Kathy Cano-Murillo: My brand fared well. It was about reading the room and contributing during the pandemic. I paid attention to what people were interested in and how I could serve. That meant producing DIY content for them to do with family or with friends, virtually. Projects like face masks for beginning sewers, Day of the Dead Barbies and scrapbook paper mini-journals.
I've always made social media a big part of my business plan. During the pandemic, I organized an online craft night on Instagram that united all kinds of personalities. We now have eighty thousand Facebook followers. And I've had a few viral TikToks.
Any advice for other women entrepreneurs?
Kathy Goughenour: Be sure that prospective clients have the budget to pay; see the value in hiring them and have an ongoing need.
Women should also adopt a more positive mindset. No more bumping your head up against the glass ceiling and being passed over for promotions or better pay. No more cheerleading for everyone around you to move ahead while you hang back and refill the chip bowl.
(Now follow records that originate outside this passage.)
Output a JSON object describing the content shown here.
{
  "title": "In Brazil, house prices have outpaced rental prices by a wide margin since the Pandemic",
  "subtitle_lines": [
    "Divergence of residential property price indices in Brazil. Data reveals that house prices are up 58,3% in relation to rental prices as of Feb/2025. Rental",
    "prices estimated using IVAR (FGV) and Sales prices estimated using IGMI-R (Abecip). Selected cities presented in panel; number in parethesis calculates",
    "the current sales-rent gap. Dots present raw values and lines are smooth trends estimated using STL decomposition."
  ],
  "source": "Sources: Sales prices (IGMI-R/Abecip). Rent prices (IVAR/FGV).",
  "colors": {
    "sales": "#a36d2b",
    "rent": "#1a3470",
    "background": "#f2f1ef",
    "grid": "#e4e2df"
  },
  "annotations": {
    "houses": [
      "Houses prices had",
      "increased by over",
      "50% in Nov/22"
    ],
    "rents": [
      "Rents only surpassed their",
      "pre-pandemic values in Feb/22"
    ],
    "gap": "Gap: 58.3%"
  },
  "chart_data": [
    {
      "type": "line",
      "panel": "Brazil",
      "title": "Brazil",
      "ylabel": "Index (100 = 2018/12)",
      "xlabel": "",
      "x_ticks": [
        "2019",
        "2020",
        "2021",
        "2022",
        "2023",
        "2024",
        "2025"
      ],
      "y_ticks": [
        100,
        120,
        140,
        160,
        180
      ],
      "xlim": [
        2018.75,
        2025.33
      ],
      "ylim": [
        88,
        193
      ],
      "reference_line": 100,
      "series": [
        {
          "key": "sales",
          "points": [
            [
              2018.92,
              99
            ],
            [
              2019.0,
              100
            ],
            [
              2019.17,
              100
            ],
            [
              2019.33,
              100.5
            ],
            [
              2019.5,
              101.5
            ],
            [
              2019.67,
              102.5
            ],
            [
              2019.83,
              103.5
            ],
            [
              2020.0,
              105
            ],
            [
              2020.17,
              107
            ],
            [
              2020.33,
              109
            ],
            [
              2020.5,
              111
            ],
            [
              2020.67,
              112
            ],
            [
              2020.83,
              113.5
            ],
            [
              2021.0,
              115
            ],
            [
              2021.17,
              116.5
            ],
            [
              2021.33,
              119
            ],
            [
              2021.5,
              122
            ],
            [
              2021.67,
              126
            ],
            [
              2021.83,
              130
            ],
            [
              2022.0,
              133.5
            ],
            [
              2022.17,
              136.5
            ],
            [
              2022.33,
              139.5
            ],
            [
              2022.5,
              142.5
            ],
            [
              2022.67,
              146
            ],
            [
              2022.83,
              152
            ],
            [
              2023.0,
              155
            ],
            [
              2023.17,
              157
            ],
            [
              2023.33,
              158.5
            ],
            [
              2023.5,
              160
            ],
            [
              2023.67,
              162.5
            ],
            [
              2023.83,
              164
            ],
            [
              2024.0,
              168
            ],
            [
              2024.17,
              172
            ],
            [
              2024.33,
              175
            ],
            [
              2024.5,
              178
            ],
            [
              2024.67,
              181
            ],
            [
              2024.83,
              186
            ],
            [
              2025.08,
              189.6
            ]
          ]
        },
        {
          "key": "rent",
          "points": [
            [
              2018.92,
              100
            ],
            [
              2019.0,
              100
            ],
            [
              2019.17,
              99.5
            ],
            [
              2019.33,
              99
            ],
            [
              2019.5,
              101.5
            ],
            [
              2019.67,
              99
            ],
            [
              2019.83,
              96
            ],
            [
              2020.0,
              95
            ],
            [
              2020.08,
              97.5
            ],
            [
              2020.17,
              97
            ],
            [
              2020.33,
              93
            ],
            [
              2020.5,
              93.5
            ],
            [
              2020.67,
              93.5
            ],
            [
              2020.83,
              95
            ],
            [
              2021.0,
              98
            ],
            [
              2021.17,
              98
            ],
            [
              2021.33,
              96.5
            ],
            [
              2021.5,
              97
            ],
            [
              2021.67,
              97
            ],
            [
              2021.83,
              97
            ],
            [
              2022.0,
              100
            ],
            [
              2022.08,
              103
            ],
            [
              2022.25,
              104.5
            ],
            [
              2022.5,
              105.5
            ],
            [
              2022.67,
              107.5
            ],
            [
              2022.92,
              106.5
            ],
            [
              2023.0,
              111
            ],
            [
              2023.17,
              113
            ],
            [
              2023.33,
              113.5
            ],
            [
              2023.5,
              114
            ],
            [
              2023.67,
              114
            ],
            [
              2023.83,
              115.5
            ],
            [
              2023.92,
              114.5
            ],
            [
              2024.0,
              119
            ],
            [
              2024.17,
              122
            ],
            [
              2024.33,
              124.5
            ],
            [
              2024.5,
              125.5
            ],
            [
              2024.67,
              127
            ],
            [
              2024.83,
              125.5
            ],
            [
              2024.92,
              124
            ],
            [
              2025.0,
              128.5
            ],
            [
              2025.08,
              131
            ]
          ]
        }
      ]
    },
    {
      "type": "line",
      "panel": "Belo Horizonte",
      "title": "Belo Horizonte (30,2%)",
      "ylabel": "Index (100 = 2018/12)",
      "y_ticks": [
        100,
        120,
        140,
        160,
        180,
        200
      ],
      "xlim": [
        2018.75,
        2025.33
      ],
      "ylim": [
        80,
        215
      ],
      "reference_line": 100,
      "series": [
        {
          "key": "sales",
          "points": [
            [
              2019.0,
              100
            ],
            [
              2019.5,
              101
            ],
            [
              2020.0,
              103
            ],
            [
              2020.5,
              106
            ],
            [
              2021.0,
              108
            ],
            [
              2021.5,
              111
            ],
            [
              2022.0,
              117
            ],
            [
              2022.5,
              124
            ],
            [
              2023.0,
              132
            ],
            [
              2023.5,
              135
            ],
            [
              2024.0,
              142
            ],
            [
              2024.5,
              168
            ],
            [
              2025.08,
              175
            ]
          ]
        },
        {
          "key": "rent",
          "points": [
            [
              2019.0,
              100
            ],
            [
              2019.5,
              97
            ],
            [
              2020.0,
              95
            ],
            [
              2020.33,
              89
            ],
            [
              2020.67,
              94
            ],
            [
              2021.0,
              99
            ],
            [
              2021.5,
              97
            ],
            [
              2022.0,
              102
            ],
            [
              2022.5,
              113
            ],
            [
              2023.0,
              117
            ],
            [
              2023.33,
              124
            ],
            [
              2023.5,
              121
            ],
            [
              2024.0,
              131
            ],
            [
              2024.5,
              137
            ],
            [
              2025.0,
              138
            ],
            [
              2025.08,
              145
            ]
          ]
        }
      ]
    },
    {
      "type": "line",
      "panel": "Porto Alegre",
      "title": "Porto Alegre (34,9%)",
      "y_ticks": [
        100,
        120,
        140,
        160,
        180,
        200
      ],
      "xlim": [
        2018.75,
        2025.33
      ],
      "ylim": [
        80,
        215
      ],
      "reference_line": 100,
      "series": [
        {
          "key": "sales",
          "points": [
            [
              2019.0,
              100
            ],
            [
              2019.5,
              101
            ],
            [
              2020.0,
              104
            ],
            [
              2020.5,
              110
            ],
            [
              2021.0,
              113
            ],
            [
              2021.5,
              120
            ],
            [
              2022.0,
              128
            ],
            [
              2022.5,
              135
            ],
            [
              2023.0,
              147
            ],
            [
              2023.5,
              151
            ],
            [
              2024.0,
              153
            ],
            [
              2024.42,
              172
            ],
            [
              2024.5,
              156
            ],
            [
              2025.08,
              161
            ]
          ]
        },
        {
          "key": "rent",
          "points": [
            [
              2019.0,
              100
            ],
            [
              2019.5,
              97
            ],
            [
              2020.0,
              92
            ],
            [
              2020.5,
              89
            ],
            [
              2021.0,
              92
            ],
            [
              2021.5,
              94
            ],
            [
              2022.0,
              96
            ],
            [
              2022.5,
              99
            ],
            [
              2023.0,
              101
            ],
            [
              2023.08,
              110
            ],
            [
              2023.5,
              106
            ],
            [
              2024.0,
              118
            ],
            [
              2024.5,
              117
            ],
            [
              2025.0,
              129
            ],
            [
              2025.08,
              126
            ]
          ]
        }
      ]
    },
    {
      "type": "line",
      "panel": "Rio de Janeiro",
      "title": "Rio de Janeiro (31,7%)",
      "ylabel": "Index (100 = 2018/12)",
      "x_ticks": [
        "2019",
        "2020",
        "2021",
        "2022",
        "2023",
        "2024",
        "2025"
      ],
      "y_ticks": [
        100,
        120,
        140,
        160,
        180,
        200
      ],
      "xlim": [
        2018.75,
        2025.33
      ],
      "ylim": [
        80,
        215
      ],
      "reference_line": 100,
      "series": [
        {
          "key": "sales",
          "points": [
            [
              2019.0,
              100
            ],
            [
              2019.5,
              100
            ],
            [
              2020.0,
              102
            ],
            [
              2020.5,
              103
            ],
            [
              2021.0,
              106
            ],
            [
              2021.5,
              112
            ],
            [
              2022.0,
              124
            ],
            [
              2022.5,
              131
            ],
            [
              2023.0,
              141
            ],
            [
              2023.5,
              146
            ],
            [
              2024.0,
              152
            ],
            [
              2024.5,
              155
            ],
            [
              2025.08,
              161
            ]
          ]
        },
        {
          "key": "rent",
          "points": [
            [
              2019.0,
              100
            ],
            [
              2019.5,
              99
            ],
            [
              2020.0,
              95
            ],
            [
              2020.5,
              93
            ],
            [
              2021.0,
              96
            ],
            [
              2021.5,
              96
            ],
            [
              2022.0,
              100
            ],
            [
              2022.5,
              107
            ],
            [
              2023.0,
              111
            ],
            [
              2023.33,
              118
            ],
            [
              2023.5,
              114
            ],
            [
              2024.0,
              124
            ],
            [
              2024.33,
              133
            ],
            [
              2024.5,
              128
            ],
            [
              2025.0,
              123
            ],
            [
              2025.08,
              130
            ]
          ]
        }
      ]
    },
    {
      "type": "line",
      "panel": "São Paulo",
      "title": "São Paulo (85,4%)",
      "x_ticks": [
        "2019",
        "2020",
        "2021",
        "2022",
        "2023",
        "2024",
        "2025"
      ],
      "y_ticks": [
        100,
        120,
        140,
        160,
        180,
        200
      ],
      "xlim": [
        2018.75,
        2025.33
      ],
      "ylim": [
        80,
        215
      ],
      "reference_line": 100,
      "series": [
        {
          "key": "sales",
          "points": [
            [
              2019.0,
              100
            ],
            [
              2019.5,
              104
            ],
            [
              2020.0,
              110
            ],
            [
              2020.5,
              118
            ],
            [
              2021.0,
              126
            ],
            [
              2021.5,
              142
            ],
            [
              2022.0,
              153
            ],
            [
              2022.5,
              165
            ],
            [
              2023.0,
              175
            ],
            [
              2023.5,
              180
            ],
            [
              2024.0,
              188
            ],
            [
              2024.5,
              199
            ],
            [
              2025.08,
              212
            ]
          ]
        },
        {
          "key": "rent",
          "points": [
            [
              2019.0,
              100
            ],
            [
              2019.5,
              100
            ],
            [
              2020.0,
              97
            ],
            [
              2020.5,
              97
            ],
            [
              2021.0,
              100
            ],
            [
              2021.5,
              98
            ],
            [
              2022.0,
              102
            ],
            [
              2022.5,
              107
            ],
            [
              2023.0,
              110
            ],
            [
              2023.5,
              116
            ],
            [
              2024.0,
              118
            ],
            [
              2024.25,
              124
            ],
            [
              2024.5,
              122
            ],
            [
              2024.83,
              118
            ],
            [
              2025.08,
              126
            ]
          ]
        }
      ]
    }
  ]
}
Sandra Guibord: Don't be shy about partnering and developing your network.
A big event and catering company provided food to match my wine pairings. "Why aren't we working together?," I asked. The owner was immediately on board. We're teaming up on my Wine and Opera and Wine and Cinema events.
Now I kick myself for not reaching out years ago.
Also, lean into expanding your brand. As a single businesswoman, I focused on my demographic. As I had children, my brand broadened. It became about how wine fits into family holidays, home entertainment, business dinners, and international and large-scale entertaining.
Kathy Cano-Murillo: Write down clear, specific goals; an action list and a timeline of the tasks — and work on it each day.
I start with a big end goal and visualize it. It's led to many successes, like a greeting card line, two fabric collections, books, an art studio and a craft product line for HSN where I also appear.
Last year, I was a keynote speaker for Michaels Stores, the largest arts and crafts specialty retailer in North America!